Trusts, Property, and Citizenship

24 Nov / 26 Nov 2025

In our final week of new material in the course for this term we will turn our minds to the concept of the "trust" and examine its features by looking at the history of the dispossession and internment of Japanese Canadians.

RCMP officer posting an evacuation notice to "male enemy aliens". Vancouver Public Library Historical Photographs @ Flickr Commons.

Learning Objectives

Learning objectives are statements about the skills, knowledge and attitudes learners will acquire or develop when they complete this lesson.

By the end of this week, you should be able to:

  • Discuss the historical origins of the trust at common law and equity.
  • Interpret and describe the basic structure of a trust, including the legal owner, the beneficial owner, the trust property and associated rights and obligations.
  • Outline the legal structures established by the Canadian government to dispossess and alienate Japanese Canadians during WWII and critically analyze these structures from the perspective of trust law.
  • Discuss and critically assess the relationship between ownership, recognition and citizenship.
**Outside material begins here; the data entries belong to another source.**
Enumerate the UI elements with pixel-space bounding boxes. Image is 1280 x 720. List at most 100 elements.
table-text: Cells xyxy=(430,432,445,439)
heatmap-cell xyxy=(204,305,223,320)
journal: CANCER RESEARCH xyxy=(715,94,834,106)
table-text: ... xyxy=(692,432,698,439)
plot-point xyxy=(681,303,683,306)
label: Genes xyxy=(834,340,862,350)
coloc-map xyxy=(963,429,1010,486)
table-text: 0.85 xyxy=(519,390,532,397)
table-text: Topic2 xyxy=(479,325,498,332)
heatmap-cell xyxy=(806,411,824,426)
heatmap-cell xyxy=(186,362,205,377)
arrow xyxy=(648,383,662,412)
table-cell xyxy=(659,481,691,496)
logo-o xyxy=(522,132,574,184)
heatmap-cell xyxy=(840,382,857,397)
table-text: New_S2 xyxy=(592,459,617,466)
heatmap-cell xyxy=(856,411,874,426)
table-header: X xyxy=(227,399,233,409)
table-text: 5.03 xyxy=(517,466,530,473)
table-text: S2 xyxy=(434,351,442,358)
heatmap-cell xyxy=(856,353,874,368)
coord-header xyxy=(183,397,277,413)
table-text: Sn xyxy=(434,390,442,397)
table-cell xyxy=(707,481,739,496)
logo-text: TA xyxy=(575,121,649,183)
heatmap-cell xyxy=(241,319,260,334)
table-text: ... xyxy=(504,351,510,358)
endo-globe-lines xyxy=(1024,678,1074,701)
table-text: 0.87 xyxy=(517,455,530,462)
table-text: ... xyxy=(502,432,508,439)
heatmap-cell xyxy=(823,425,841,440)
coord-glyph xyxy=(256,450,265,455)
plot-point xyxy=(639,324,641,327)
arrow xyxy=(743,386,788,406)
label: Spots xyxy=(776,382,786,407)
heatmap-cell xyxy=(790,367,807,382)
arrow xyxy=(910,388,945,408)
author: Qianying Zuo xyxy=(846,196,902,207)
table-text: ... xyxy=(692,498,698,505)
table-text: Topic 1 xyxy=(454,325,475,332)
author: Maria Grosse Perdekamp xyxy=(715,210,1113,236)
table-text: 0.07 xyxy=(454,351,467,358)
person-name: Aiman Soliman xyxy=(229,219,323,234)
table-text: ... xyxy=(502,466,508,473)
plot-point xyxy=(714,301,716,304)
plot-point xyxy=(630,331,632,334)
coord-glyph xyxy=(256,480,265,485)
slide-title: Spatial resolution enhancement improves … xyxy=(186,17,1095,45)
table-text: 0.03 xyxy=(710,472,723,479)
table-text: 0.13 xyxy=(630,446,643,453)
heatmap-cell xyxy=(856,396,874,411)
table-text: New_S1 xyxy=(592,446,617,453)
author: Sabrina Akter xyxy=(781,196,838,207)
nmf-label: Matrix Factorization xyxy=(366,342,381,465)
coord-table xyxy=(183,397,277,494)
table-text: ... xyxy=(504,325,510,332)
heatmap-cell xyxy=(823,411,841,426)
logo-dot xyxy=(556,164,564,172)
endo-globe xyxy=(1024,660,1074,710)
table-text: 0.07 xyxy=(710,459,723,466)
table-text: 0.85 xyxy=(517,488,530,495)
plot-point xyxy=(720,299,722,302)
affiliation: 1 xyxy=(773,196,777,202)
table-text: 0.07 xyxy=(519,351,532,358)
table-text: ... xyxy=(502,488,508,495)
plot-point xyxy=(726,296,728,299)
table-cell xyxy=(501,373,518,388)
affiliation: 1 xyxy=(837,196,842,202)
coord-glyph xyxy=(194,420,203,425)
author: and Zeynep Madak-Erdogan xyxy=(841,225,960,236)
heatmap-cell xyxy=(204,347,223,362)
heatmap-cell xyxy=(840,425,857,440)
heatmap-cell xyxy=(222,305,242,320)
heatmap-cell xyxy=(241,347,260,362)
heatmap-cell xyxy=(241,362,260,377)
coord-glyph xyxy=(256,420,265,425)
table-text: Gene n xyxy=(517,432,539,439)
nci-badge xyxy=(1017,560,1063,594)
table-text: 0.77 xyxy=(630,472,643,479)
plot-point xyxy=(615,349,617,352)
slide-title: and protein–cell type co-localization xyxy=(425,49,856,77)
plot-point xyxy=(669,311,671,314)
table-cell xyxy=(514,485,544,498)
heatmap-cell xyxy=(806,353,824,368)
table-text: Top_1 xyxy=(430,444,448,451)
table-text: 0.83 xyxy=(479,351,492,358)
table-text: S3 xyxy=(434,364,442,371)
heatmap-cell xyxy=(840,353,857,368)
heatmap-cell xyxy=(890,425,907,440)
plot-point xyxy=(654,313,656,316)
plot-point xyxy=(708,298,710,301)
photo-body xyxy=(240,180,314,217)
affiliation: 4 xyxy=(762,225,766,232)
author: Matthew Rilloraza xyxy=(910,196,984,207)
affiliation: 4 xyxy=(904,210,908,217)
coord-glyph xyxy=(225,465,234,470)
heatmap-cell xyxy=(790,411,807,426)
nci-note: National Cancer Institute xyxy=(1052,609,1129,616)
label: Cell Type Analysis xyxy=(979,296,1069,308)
In our final week of new material in the course for this term we will turn our minds to the concept of the “trust” and examine its features by looking at the history of the dispossession and internment of Japanese Canadians during the second world war. The targeting of Japanese Canadians living in British Columbia as “enemy aliens” remains one of the least-discussed examples of state-executed systematic racism in Canada’s history. In exploring this history, we will also begin to encounter the mid-century transition toward a new grammar of Anglo-Canadian legal thought: the modern style. As we will see, this period of Canadian history also has something important to tell us about the connection between property, ownership and citizenship.

Weekly Problem: A Letter to the Prime Minister

After you have read through the background for this week's lesson above, your next step is to review the weekly problem.

A letter to Prime Minister WIlliam Lyon Mackenzie King serves at the starting point for addressing the history of Japanese-Canadian dispossession and internment.